Share fraudsters also known as boiler room fraudsters are often based overseas and use high pressure sales techniques to target investors illegally, offering them non-tradable, overpriced or even non-existent shares.
The FSA wrote to the shareholders after acquiring the fraud database with their personal details including names, telephone numbers and addresses, from Canadian authorities.
It is likely that the list – which fraudsters typically call a ‘suckers list’ – has been sold to a number of ‘share fraud’ gangs.
The FSA says shareholders and other consumers can avoid becoming victims of share fraud by checking that anyone offering to sell them shares is registered with the FSA.
Calling the company back using the details in the FSA register to verify their authorisation, reporting any company that cold calls them to sell shares, to the FSA and
anging up the telephone if the caller persists.
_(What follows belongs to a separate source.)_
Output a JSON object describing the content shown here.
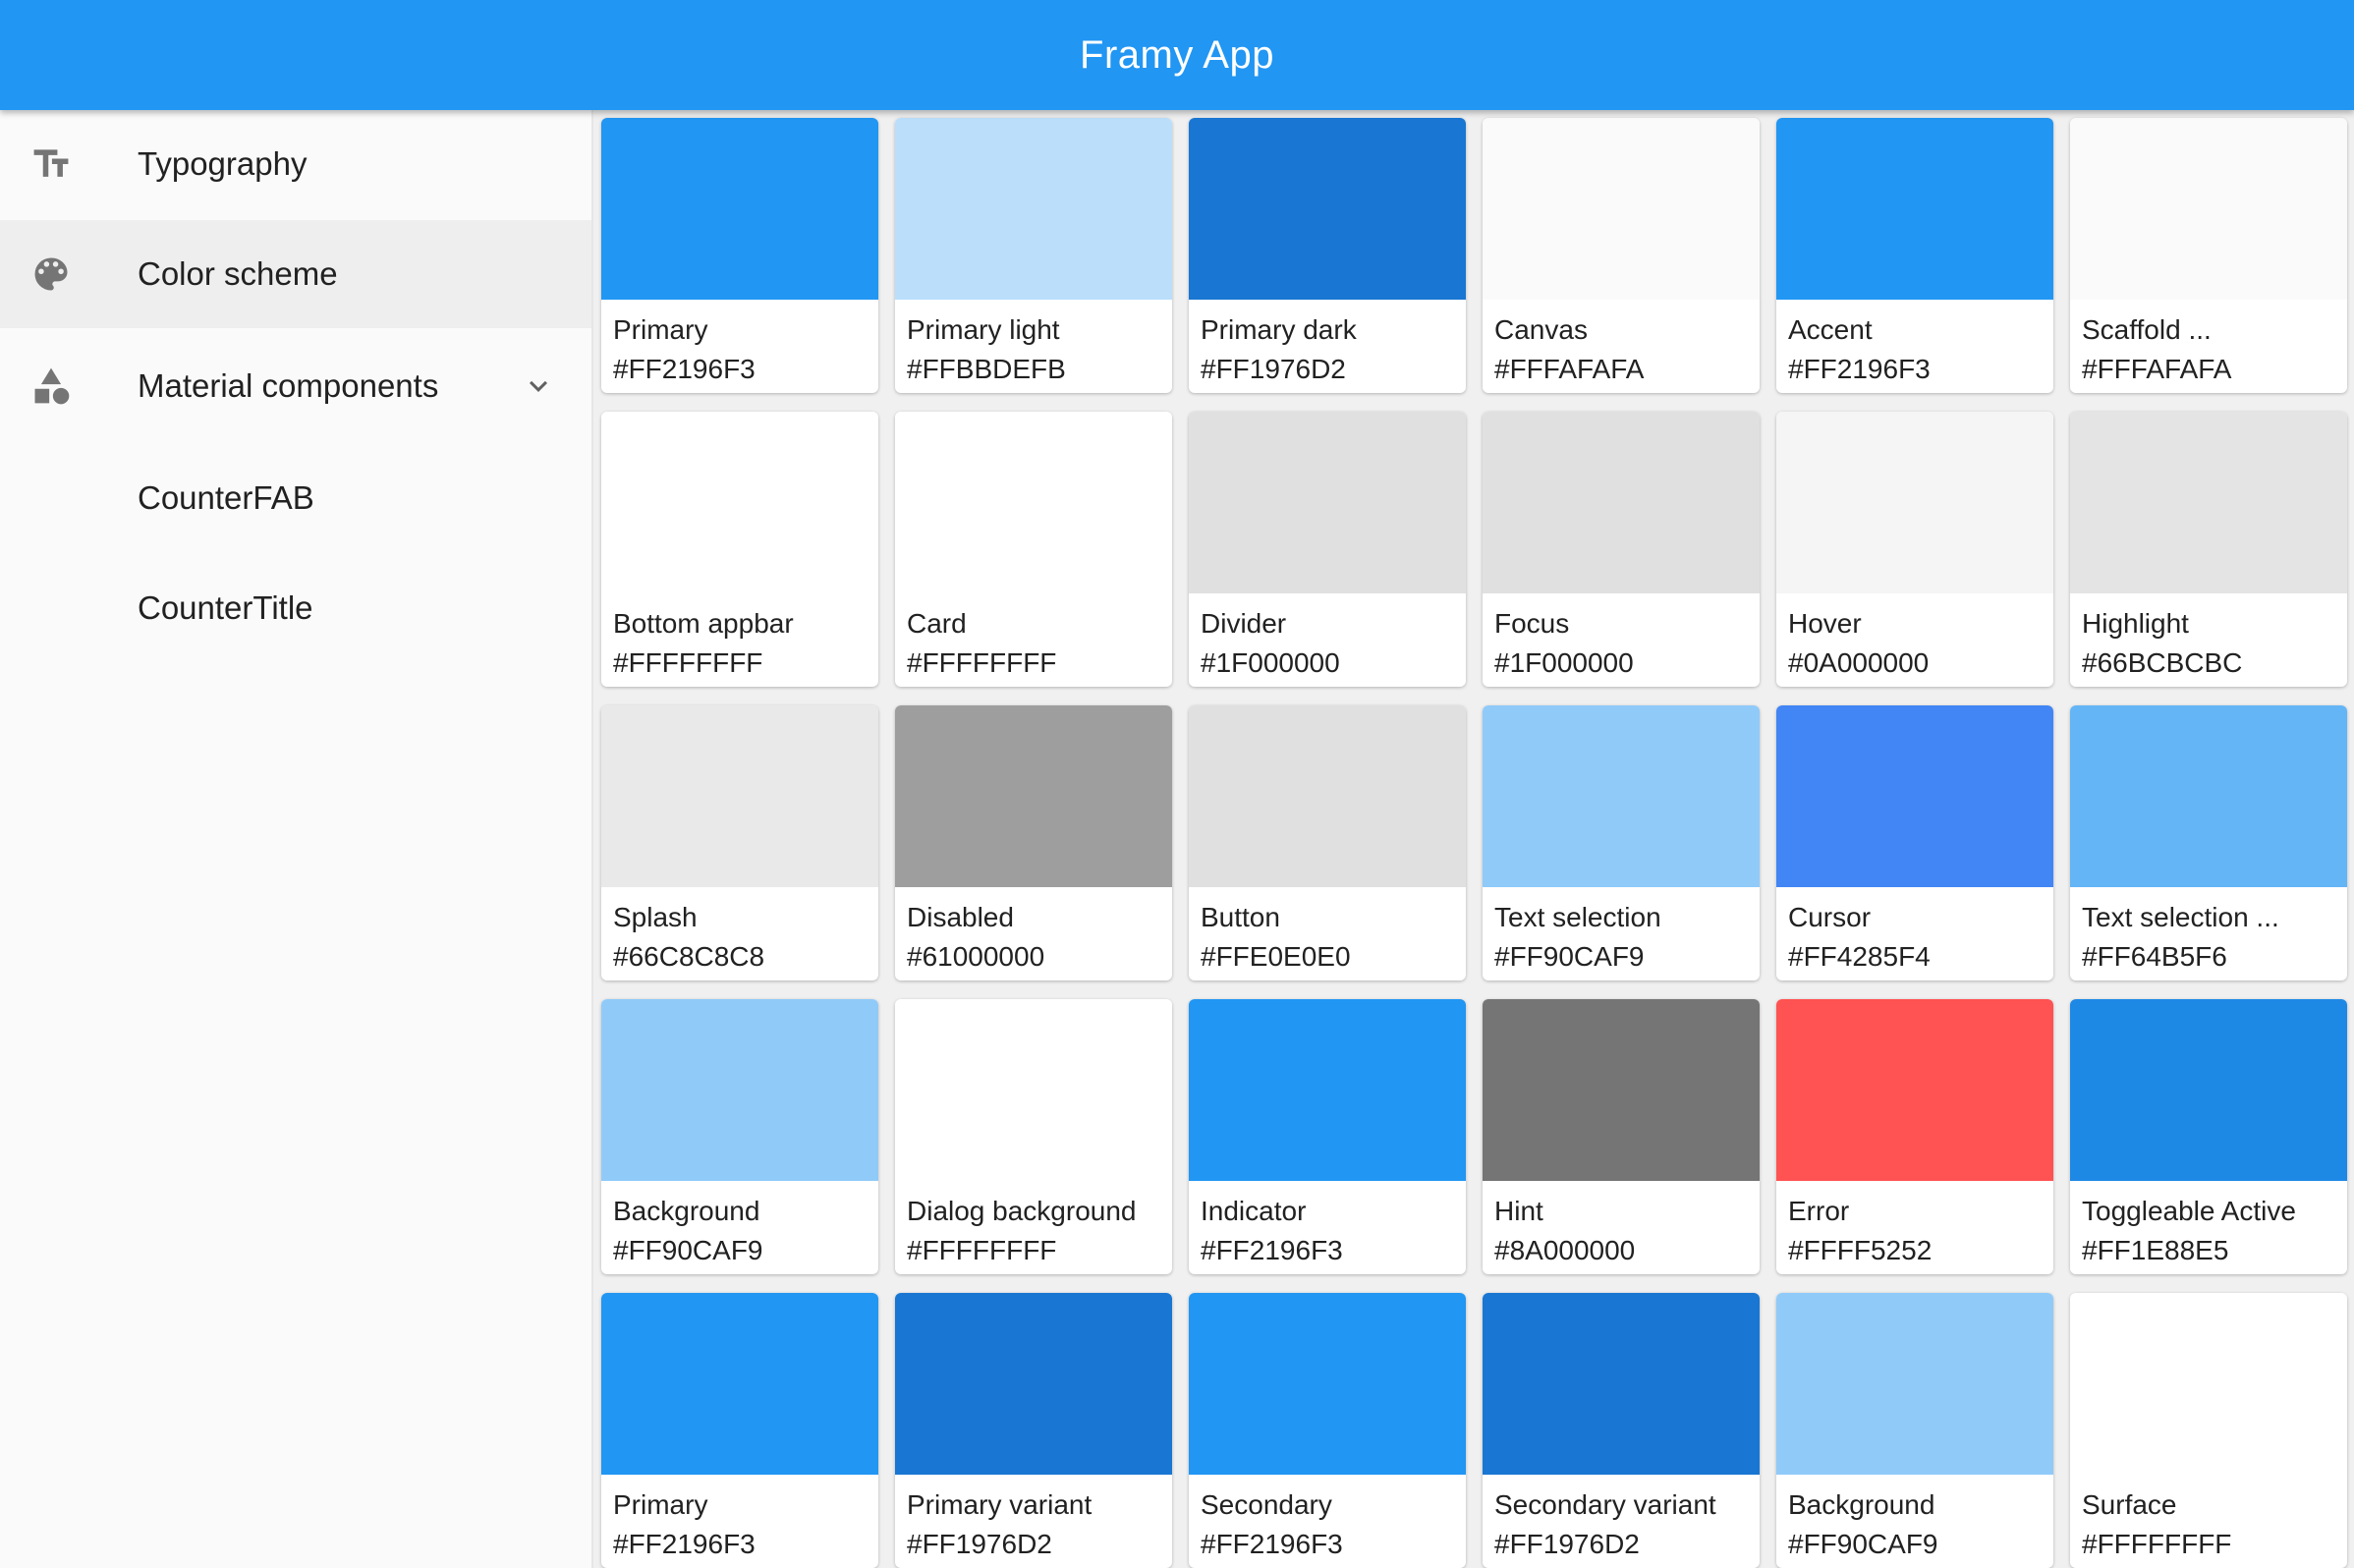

Jonathan Phelan, head of retail enforcement at the FSA says: “This is a great example of how international co-operation can help protect people from falling victims to share fraud. The details on the database provide fraudsters with valuable information that can be used to convince people that they are dealing with legitimate stockbrokers, in order to win their trust.
“These criminals sound authentic, are smooth talkers and can be very persistent. If anyone calls you out of the blue offering to sell shares, just hang up or you stand to lose a lot of money with very little hope of ever getting it back.”